Bukan hanya sekali tapi berulang kali.

“Sa-sayang ... ini ....”

Aku mengangkat tangan, “Aku belum minta kamu bicara, Mas.”

Sekarang aku menyerahkan rekaman cctv yang memperlihatkan Mas Nata dan wanita itu masuk ke dalam kamar hotel sambil bergandengan mesra.

Aku mendapatkan rekaman itu dari Samudra. Dia melanggar peraturan di tempat kerjanya agar bisa membantuku.

“Kamu selingkuh dan mencoba untuk terus beralibi!” Rahangku mengeras, sebisa mungkin kutahan diri untuk tidak meledak.

Masih ada Mama dan Yuna di sini, aku tidak mau membuat keributan.

“Kamu salah paham.”

Kutepis tangannya dengan kasar, “Puas bercint* sama jal*ng itu!”

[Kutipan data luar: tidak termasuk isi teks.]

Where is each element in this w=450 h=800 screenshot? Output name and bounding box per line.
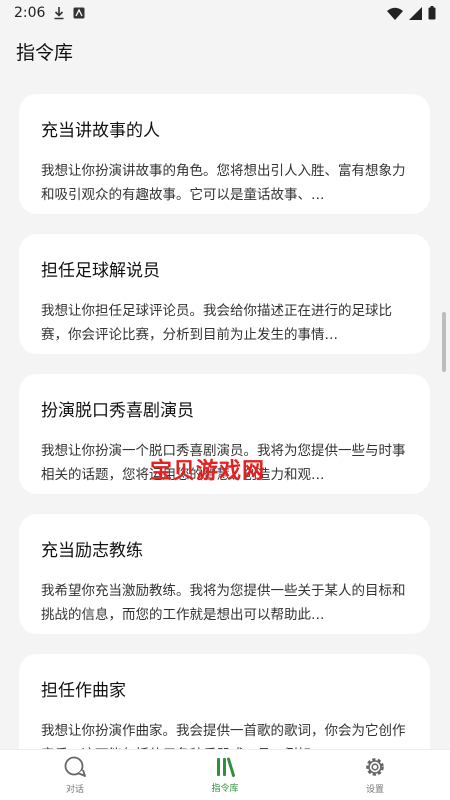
- nav-item-chat[interactable]: 对话: [20, 756, 130, 795]
- status-bar: 2:06: [0, 0, 450, 26]
- nav-item-library[interactable]: 指令库: [170, 757, 280, 794]
- page-title: 指令库: [16, 42, 74, 64]
- card-description: 我想让你扮演讲故事的角色。您将想出引人入胜、富有想象力和吸引观众的有趣故事。它可…: [41, 163, 406, 203]
- download-icon: [54, 7, 64, 20]
- signal-icon: [409, 6, 422, 20]
- wifi-icon: [387, 7, 403, 20]
- card-title: 扮演脱口秀喜剧演员: [41, 401, 194, 421]
- scrollbar[interactable]: [442, 312, 446, 372]
- nav-item-settings[interactable]: 设置: [320, 756, 430, 795]
- nav-label: 指令库: [211, 783, 239, 794]
- nav-label: 对话: [65, 784, 84, 795]
- watermark: 宝贝游戏网: [150, 459, 266, 484]
- card-title: 充当励志教练: [41, 541, 143, 561]
- card-description: 我想让你担任足球评论员。我会给你描述正在进行的足球比赛，你会评论比赛，分析到目前…: [41, 303, 392, 343]
- bottom-navigation: 对话 指令库 设置: [0, 749, 450, 800]
- command-list: 充当讲故事的人 我想让你扮演讲故事的角色。您将想出引人入胜、富有想象力和吸引观众…: [19, 94, 430, 794]
- card-title: 担任作曲家: [41, 681, 126, 701]
- command-card[interactable]: 担任足球解说员 我想让你担任足球评论员。我会给你描述正在进行的足球比赛，你会评论…: [19, 234, 430, 354]
- status-time: 2:06: [14, 5, 46, 21]
- command-card[interactable]: 充当讲故事的人 我想让你扮演讲故事的角色。您将想出引人入胜、富有想象力和吸引观众…: [19, 94, 430, 214]
- command-card[interactable]: 充当励志教练 我希望你充当激励教练。我将为您提供一些关于某人的目标和挑战的信息，…: [19, 514, 430, 634]
- card-description: 我希望你充当激励教练。我将为您提供一些关于某人的目标和挑战的信息，而您的工作就是…: [41, 583, 406, 623]
- card-title: 充当讲故事的人: [41, 121, 160, 141]
- card-title: 担任足球解说员: [41, 261, 160, 281]
- battery-icon: [428, 6, 436, 20]
- library-icon: [217, 757, 235, 777]
- nav-label: 设置: [365, 784, 384, 795]
- app-notification-icon: [73, 7, 85, 19]
- chat-icon: [64, 756, 86, 777]
- settings-icon: [366, 757, 384, 776]
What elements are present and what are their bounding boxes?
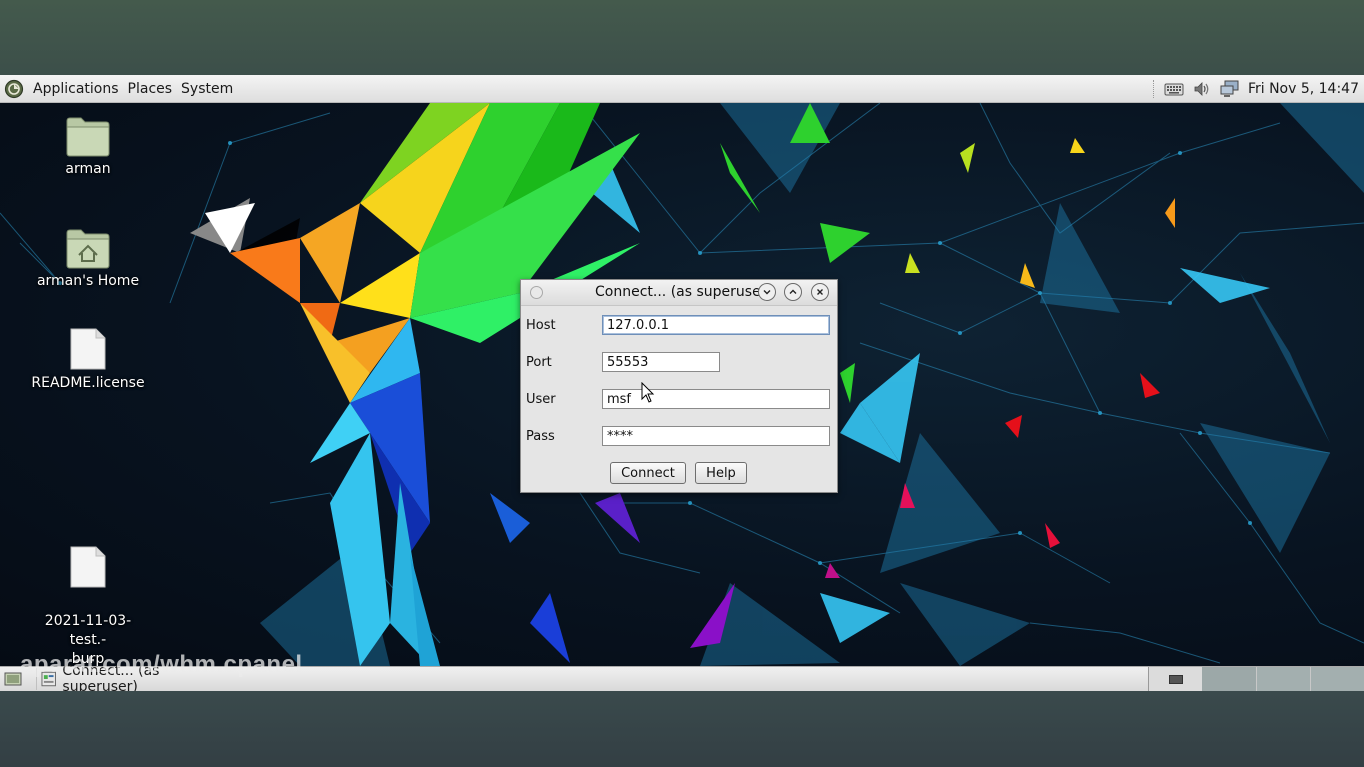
- help-button[interactable]: Help: [695, 462, 747, 484]
- tray-separator: [1152, 79, 1156, 98]
- host-label: Host: [526, 318, 556, 333]
- maximize-button[interactable]: [784, 283, 802, 301]
- watermark: aparat.com/whm.cpanel: [20, 651, 303, 678]
- workspace-4[interactable]: [1310, 667, 1364, 692]
- desktop-icon-label: arman's Home: [36, 273, 140, 289]
- desktop-icon-home[interactable]: arman's Home: [28, 227, 148, 289]
- workspace-1[interactable]: [1148, 667, 1203, 692]
- file-icon: [70, 328, 106, 370]
- dialog-title: Connect... (as superuser): [595, 284, 772, 300]
- menu-applications[interactable]: Applications: [29, 81, 123, 97]
- user-label: User: [526, 392, 556, 407]
- workspace-2[interactable]: [1202, 667, 1256, 692]
- connect-button[interactable]: Connect: [610, 462, 686, 484]
- desktop-icon-burp-file[interactable]: 2021-11-03-test.- burp: [28, 526, 148, 666]
- user-input[interactable]: msf: [602, 389, 830, 409]
- desktop-icon-arman[interactable]: arman: [28, 115, 148, 177]
- close-button[interactable]: [811, 283, 829, 301]
- chevron-down-icon: [763, 290, 771, 295]
- host-input[interactable]: 127.0.0.1: [602, 315, 830, 335]
- network-icon[interactable]: [1220, 80, 1240, 98]
- home-folder-icon: [66, 229, 110, 269]
- port-label: Port: [526, 355, 552, 370]
- dialog-titlebar[interactable]: Connect... (as superuser): [521, 280, 837, 306]
- desktop-icon-label: README.license: [31, 375, 145, 391]
- desktop-icon-readme[interactable]: README.license: [28, 327, 148, 391]
- chevron-up-icon: [789, 289, 797, 294]
- clock[interactable]: Fri Nov 5, 14:47: [1248, 81, 1359, 97]
- menu-system[interactable]: System: [177, 81, 237, 97]
- parrot-logo-icon[interactable]: [4, 79, 24, 99]
- minimize-button[interactable]: [758, 283, 776, 301]
- screen-bottom-border: [0, 691, 1364, 767]
- system-tray: Fri Nov 5, 14:47: [1152, 75, 1359, 102]
- top-panel: Applications Places System Fri Nov 5, 14…: [0, 75, 1364, 103]
- menu-places[interactable]: Places: [124, 81, 177, 97]
- desktop-icon-label: arman: [65, 161, 111, 177]
- close-icon: [817, 289, 823, 295]
- mouse-cursor-icon: [641, 382, 655, 403]
- port-input[interactable]: 55553: [602, 352, 720, 372]
- volume-icon[interactable]: [1192, 80, 1212, 98]
- window-menu-icon[interactable]: [530, 286, 543, 299]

“Jaga ucapan kamu, Hana. Jangan sebut Nadia begitu.”

Tawaku pecah bersamaan dengan air mata yang berjatuhan, “Kamu membela dia, Mas?”

Mas Nata mendengkus, “Oke, aku akui. Aku salah. Tapi aku punya alasan.”

“Alasan?” tanyaku dengan mata memicing, nafas pun kian memburu, “nggak ada alasan yang bisa dibenarkan untuk perselingkuhan, Mas.”

“Selingkuh? Nata selingkuh?”

Aku sontak menoleh ke sumber suara. Mama berdiri di ambang pintu yang setengah terbuka.

“Ma ....” Mas Nata menghampiri Mama.

Plak!

Sebuah tamparan mendarat di pipinya.

“Wanita mana yang sudah berani menggoda dan merongrong harta kamu, Nata? Mama nggak akan tinggal diam, Mama akan kasih pelajaran buat lont* itu! Dan kamu ... jangan harap masih bisa duduk di kursi CEO!”